Funzionario del Comune arrestato, “Prassi in un sistema di illegalità”

Il procuratore aggiunto Agueci invita gli imprenditori a denunciare: "Non si tratta di un singolo episodio". L'indagine avviata per caso da un'inchiesta su mafia e appalti per la compravendita di alcuni terreni

Francesco La Rocca, il funzionario del Comune arrestato

Mazzette scoperte per caso, ma non è un caso. Al centro infatti c’è un sistema ben oleato. Ecco quanto detto  dal Procuratore aggiunto Leonardo Agueci commentando l'arresto del funzionario del Comune Francesco La Rocca, accusato di concussione e del figlio di quest'ultimo, Giacomo La Rocca, accusato di riciclaggio “La tangente versata da due imprenditori al funzionario comunale arrestato oggi – afferma Agueci - è stata scoperta solo per caso grazie all'intercettazione nell'ambito di un'altra indagine".

L'operazione del Ros dei carabinieri “fa capire – prosegue il procuratore aggiunto - la sistematicità della prassi della tangente.

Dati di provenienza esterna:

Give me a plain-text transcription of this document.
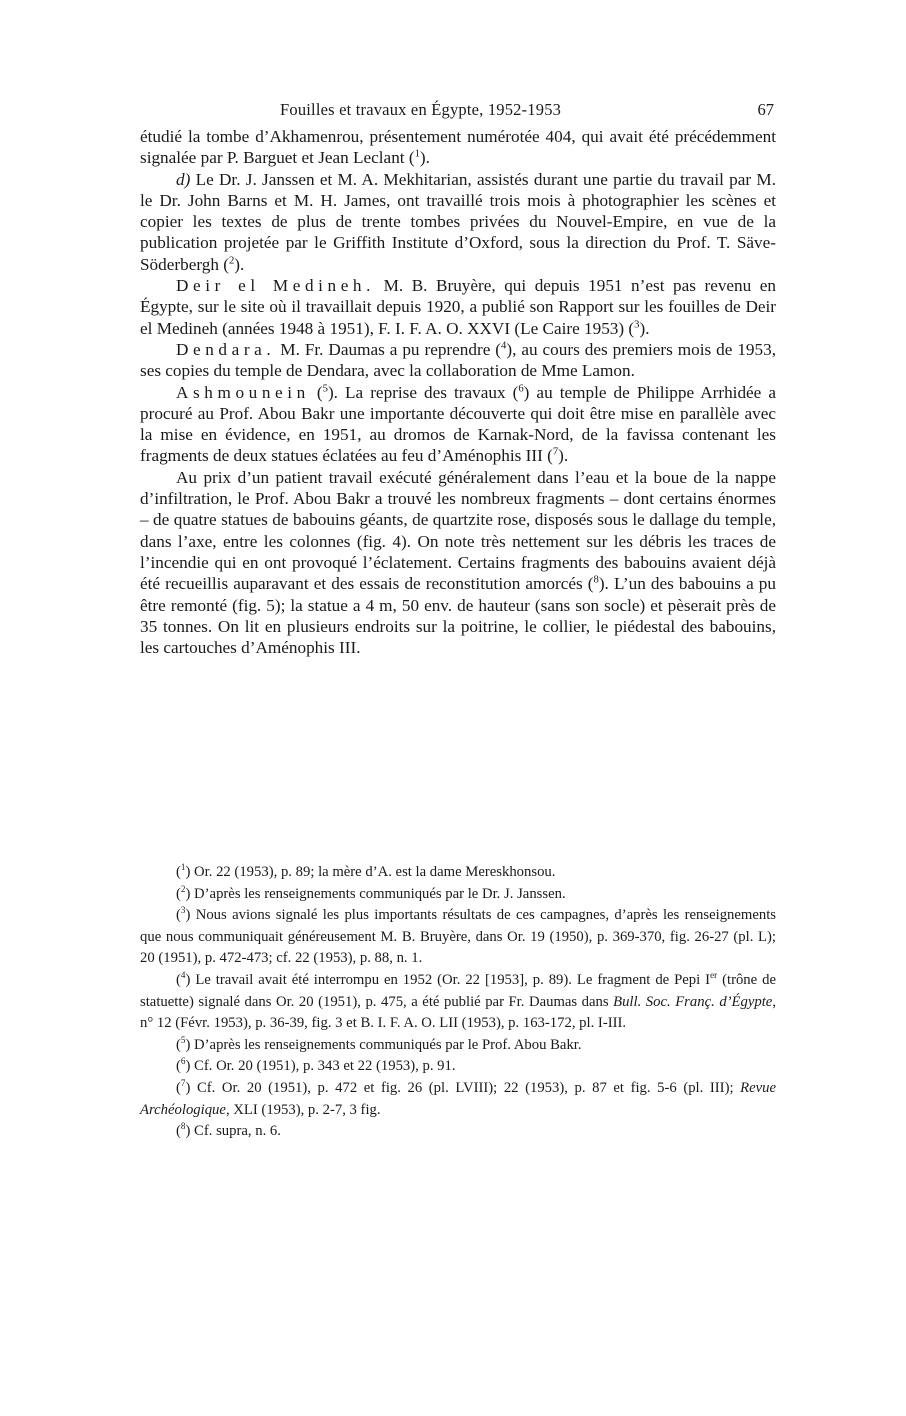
Fouilles et travaux en Égypte, 1952-1953	67

étudié la tombe d’Akhamenrou, présentement numérotée 404, qui avait été précédemment signalée par P. Barguet et Jean Leclant ($^1$).

d) Le Dr. J. Janssen et M. A. Mekhitarian, assistés durant une partie du travail par M. le Dr. John Barns et M. H. James, ont travaillé trois mois à photographier les scènes et copier les textes de plus de trente tombes privées du Nouvel-Empire, en vue de la publication projetée par le Griffith Institute d’Oxford, sous la direction du Prof. T. Säve-Söderbergh ($^2$).

Deir el Medineh. M. B. Bruyère, qui depuis 1951 n’est pas revenu en Égypte, sur le site où il travaillait depuis 1920, a publié son Rapport sur les fouilles de Deir el Medineh (années 1948 à 1951), F. I. F. A. O. XXVI (Le Caire 1953) ($^3$).

Dendara. M. Fr. Daumas a pu reprendre ($^4$), au cours des premiers mois de 1953, ses copies du temple de Dendara, avec la collaboration de Mme Lamon.

Ashmounein ($^5$). La reprise des travaux ($^6$) au temple de Philippe Arrhidée a procuré au Prof. Abou Bakr une importante découverte qui doit être mise en parallèle avec la mise en évidence, en 1951, au dromos de Karnak-Nord, de la favissa contenant les fragments de deux statues éclatées au feu d’Aménophis III ($^7$).

Au prix d’un patient travail exécuté généralement dans l’eau et la boue de la nappe d’infiltration, le Prof. Abou Bakr a trouvé les nombreux fragments – dont certains énormes – de quatre statues de babouins géants, de quartzite rose, disposés sous le dallage du temple, dans l’axe, entre les colonnes (fig. 4). On note très nettement sur les débris les traces de l’incendie qui en ont provoqué l’éclatement. Certains fragments des babouins avaient déjà été recueillis auparavant et des essais de reconstitution amorcés ($^8$). L’un des babouins a pu être remonté (fig. 5); la statue a 4 m, 50 env. de hauteur (sans son socle) et pèserait près de 35 tonnes. On lit en plusieurs endroits sur la poitrine, le collier, le piédestal des babouins, les cartouches d’Aménophis III.

($^1$) Or. 22 (1953), p. 89; la mère d’A. est la dame Mereskhonsou.

($^2$) D’après les renseignements communiqués par le Dr. J. Janssen.

($^3$) Nous avions signalé les plus importants résultats de ces campagnes, d’après les renseignements que nous communiquait généreusement M. B. Bruyère, dans Or. 19 (1950), p. 369-370, fig. 26-27 (pl. L); 20 (1951), p. 472-473; cf. 22 (1953), p. 88, n. 1.

($^4$) Le travail avait été interrompu en 1952 (Or. 22 [1953], p. 89). Le fragment de Pepi Ier (trône de statuette) signalé dans Or. 20 (1951), p. 475, a été publié par Fr. Daumas dans Bull. Soc. Franç. d’Égypte, n° 12 (Févr. 1953), p. 36-39, fig. 3 et B. I. F. A. O. LII (1953), p. 163-172, pl. I-III.

($^5$) D’après les renseignements communiqués par le Prof. Abou Bakr.

($^6$) Cf. Or. 20 (1951), p. 343 et 22 (1953), p. 91.

($^7$) Cf. Or. 20 (1951), p. 472 et fig. 26 (pl. LVIII); 22 (1953), p. 87 et fig. 5-6 (pl. III); Revue Archéologique, XLI (1953), p. 2-7, 3 fig.

($^8$) Cf. supra, n. 6.
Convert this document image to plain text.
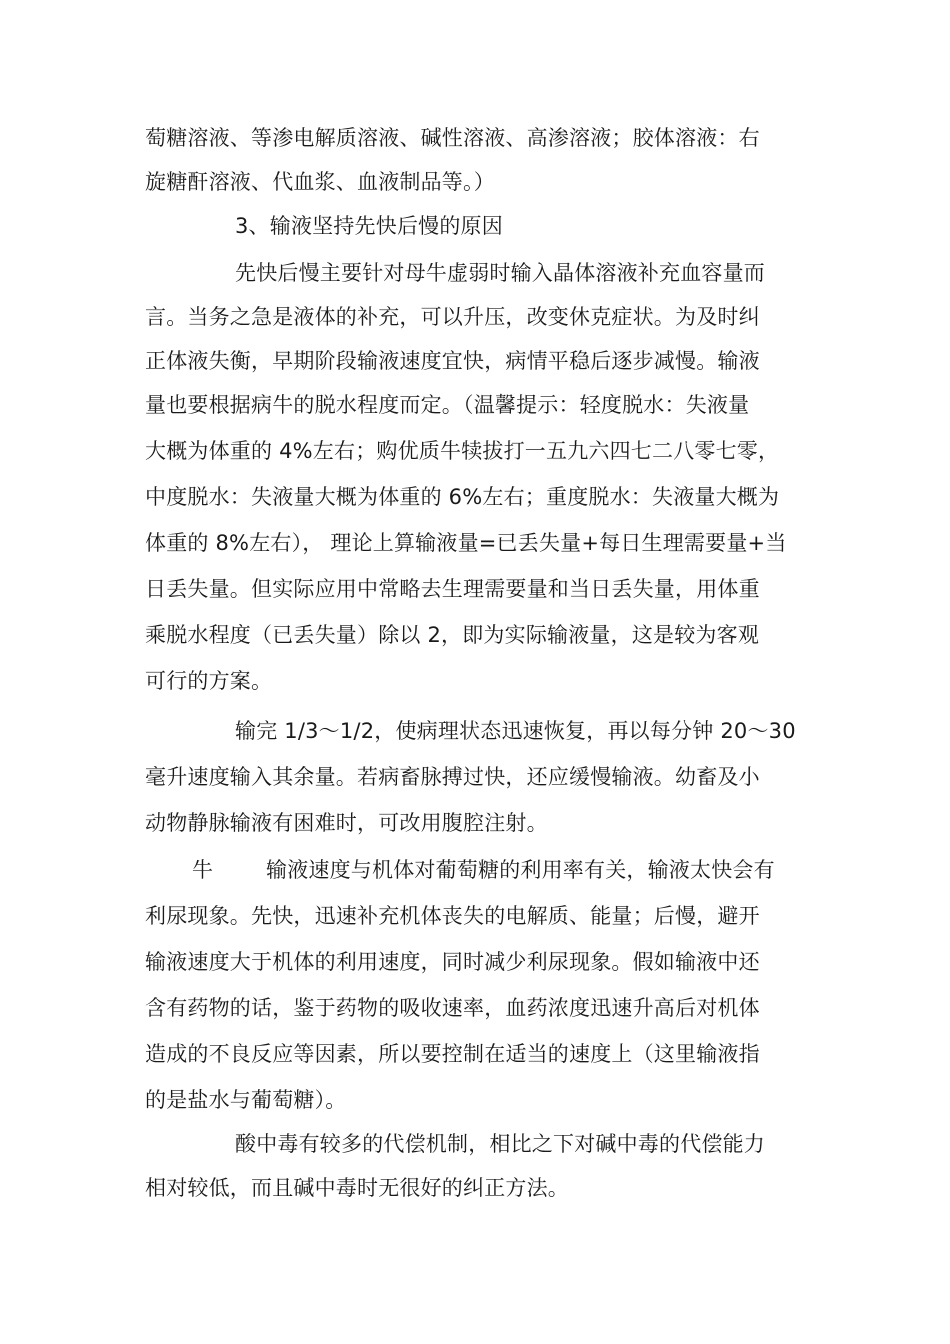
萄糖溶液、等渗电解质溶液、碱性溶液、高渗溶液；胶体溶液：右
旋糖酐溶液、代血浆、血液制品等。）
3、输液坚持先快后慢的原因
先快后慢主要针对母牛虚弱时输入晶体溶液补充血容量而
言。当务之急是液体的补充，可以升压，改变休克症状。为及时纠
正体液失衡，早期阶段输液速度宜快，病情平稳后逐步减慢。输液
量也要根据病牛的脱水程度而定。（温馨提示：轻度脱水：失液量
大概为体重的 4%左右；购优质牛犊拔打一五九六四七二八零七零，
中度脱水：失液量大概为体重的 6%左右；重度脱水：失液量大概为
体重的 8%左右）， 理论上算输液量=已丢失量+每日生理需要量+当
日丢失量。但实际应用中常略去生理需要量和当日丢失量，用体重
乘脱水程度（已丢失量）除以 2，即为实际输液量，这是较为客观
可行的方案。
输完 1/3～1/2，使病理状态迅速恢复，再以每分钟 20～30
毫升速度输入其余量。若病畜脉搏过快，还应缓慢输液。幼畜及小
动物静脉输液有困难时，可改用腹腔注射。
牛	输液速度与机体对葡萄糖的利用率有关，输液太快会有
利尿现象。先快，迅速补充机体丧失的电解质、能量；后慢，避开
输液速度大于机体的利用速度，同时减少利尿现象。假如输液中还
含有药物的话，鉴于药物的吸收速率，血药浓度迅速升高后对机体
造成的不良反应等因素，所以要控制在适当的速度上（这里输液指
的是盐水与葡萄糖）。
酸中毒有较多的代偿机制，相比之下对碱中毒的代偿能力
相对较低，而且碱中毒时无很好的纠正方法。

Non si tratta di un singolo episodio di malaffare ma di una condotta abituale di un sistema di illegalità”. Il procuratore aggiunto invita, quindi, “tutti gli imprenditori vittime perché costretti a versare una tangente allo stesso funzionario comunale o ad altri di denunciare eventuali episodi di corruzione. La nostra speranza  è che la denuncia diventi coscienza collettiva. Ci si deve opporre alla tracotanza dei pubblici funzionari disonesti".

Nel corso della conferenza stampa di oggi a cui hanno partecipato il comandante del Ros di Palermo, tenente colonnello Fabio Bottino, il comandante del reparto operativo dei carabinieri, tenente colonnello Paolo Piccinelli e il pm Gaetano Paci, gli inquirenti hanno ripercorso i punti salienti dell'indagine che ha portato ai due arresti. "L'indagine è stata avviata per caso da un'inchiesta su mafia e appalti per la compravendita di alcuni terreni -ha spiegato l'aggiunto Agueci - e casualmente i carabinieri si sono imbattuti in un funzionario che pretendeva delle tangenti nei confronti di alcuni imprenditori. Si trattava di pizzo per consentire di velocizzare l'iter di alcune pratiche con una pretesa sfacciataggine da parte di questo personaggio".

L'inchiesta, secondo il magistrato, ha dimostrato un "meccanismo oleato". Da qui l'invito alle vittime di denunciare: "Speriamo che le persone che si sono imbattute in lui possano venire a denunciarlo per completare i tasselli mancanti". Gli imprenditori coinvolti, costretti a pagare la “mazzetta” da 12 mila euro hanno collaborato con gli inquirenti. «La speranza è che questa operazione serva a spingere altre vittime per ridurre ulteriori porzioni di illegalità nella pubblica amministrazione". Il tenente colonnello Bottino del Ros ha ricordato che Francesco La Rocca inizialmente aveva chiesto una tangente da 50 mila euro. Poi ridotta a 12 mila euro «per rimuovere ostacoli nelle procedure burocratiche per ottenere l'agibilità di alcuni locali". La somma versata dalla vittima è stata simulata come una "consulenza inesistente" da parte del figlio di La Rocca, un ingegnere -ha spiegato Bottino- in questo modo l'imprenditore ha versato la somma con una fatturazione".